We’re often asked by doctors to rate our pain on a scale of 1 to 10. Maybe if you had a headache that wasn’t too bad — more annoying than anything — you’d say a 2 or 3. If you’d shattered your leg in a car accident, it might hurt so much that you couldn’t even think or speak clearly enough to communicate the level of pain.
When presented with any kind of measurement scale, most of us will fall somewhere in between — but what happens when you find yourself stuck at one end of the spectrum? As scientists have set out to understand and treatment pain, they’ve given a lot of consideration to two conditions that, while rare, are the best examples we have for those extremes.
The first, congenital insensitivity to pain, is when a person feels no pain, even if they are terribly injured or ill, even if their life is threatened. They may, at times, feel discomfort, or like something is a bit “off,” but they don’t experience the sensation of pain like the rest of us do.
On the other end of the spectrum are disorders of chronic — even constant — pain, one of which is called erythromelalgia. That disease causes a person to feel a near-constant, burning, hot pain in their arms and legs. Their skin can even be discolored and warm to the touch.
After decades of research, scientists finally have a lead on what could cause the body to turn the “volume knob” on pain up or down in such a way: the SCN9A gene.
In people with no mutations of this gene, stimuli is detected by nociceptors, receptors that run from our spinal cord to our skin. A message is then sent through our central nervous system to our brain, and our brain decides if that stimuli is painful. Pain is a way to warn our body of danger — potential injury from a hot fire, for example — so if our brain determines that something is painful, it sends a message to another part of the body, like the muscles of the arm, for instance. That message tells our muscles to flee from whatever the stimuli is — in this example, maybe our hand jerks away from the open flame of a campfire when we get too close.

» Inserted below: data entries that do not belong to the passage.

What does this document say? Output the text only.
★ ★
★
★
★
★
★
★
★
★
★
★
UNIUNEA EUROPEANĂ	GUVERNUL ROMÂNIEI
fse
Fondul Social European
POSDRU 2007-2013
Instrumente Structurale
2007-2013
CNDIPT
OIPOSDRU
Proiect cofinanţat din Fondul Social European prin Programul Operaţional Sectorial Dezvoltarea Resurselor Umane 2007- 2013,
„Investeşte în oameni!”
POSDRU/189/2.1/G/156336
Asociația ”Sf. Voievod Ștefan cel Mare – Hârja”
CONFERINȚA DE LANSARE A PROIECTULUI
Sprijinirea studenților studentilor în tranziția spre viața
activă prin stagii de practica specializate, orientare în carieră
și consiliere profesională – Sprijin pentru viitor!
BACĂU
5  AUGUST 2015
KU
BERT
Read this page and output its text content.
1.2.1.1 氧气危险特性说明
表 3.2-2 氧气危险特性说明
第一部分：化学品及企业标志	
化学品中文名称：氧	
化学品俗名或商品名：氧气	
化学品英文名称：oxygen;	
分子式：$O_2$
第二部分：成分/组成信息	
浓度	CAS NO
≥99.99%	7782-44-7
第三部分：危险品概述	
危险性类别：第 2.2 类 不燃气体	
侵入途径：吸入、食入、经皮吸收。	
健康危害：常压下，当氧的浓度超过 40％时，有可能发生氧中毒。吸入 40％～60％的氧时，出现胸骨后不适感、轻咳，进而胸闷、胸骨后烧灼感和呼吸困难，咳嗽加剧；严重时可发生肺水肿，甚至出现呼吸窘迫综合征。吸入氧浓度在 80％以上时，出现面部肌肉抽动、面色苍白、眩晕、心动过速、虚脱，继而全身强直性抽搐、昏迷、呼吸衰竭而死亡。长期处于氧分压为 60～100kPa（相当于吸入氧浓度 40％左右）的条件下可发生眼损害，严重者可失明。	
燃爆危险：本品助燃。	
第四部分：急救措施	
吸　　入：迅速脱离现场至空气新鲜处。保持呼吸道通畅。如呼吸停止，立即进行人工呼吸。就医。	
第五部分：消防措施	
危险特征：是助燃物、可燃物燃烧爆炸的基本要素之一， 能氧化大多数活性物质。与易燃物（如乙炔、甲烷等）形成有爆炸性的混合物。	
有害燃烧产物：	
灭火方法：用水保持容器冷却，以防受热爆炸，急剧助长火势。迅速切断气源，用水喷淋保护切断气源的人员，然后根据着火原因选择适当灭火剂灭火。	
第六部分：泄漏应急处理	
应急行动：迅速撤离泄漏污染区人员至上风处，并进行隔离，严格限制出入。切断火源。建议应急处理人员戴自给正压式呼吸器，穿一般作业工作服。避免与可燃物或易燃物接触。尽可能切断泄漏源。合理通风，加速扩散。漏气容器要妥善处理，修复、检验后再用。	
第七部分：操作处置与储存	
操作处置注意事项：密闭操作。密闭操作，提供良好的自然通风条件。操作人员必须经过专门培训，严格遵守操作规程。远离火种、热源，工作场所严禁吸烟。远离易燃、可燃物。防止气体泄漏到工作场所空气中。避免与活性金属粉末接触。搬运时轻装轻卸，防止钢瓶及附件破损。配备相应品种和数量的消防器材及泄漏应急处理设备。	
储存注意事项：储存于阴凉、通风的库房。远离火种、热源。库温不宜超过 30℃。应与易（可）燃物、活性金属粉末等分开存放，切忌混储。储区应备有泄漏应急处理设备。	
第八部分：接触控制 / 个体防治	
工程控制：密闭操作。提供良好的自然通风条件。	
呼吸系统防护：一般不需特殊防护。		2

In the middle of all that signal swapping are sodium ion channels that allow (or don’t allow) those messages to get through. One of those channels, NAv1.7, is encoded by the SCN9A gene. The pervading theory is that mutations in that gene can warp the sodium ion channel’s function. In one mutation, the “gates” don’t open, the signals can’t pass through, and the person can’t feel pain. In another, those gates open and allow signals to go through when they don’t have to, making any stimulus, not just something that would normally cause pain, feel painful.
Knowing this, researchers are now hoping that they can tap into what is — or isn’t — happening in NAv1.7 to develop treatments or even cures not just for the “extremes” of pain, but other conditions that cause chronic pain, such as diabetes, nerve damage, or arthritis.
According to the National Institutes of Health (NIH), more than 25 million Americans are living with some form of chronic pain every single day, and that pain has led many to develop addictions to prescription painkillers — 2 million people, in fact. When those don’t provide enough relief, some sufferers even turn to illegal drugs like heroin to manage their pain. In that respect, this research on SCN9A and NAv1.7 could not only change the lives of those living with chronic pain, it could go a long way toward ending the opioid epidemic currently plaguing the nation and improving society as a whole.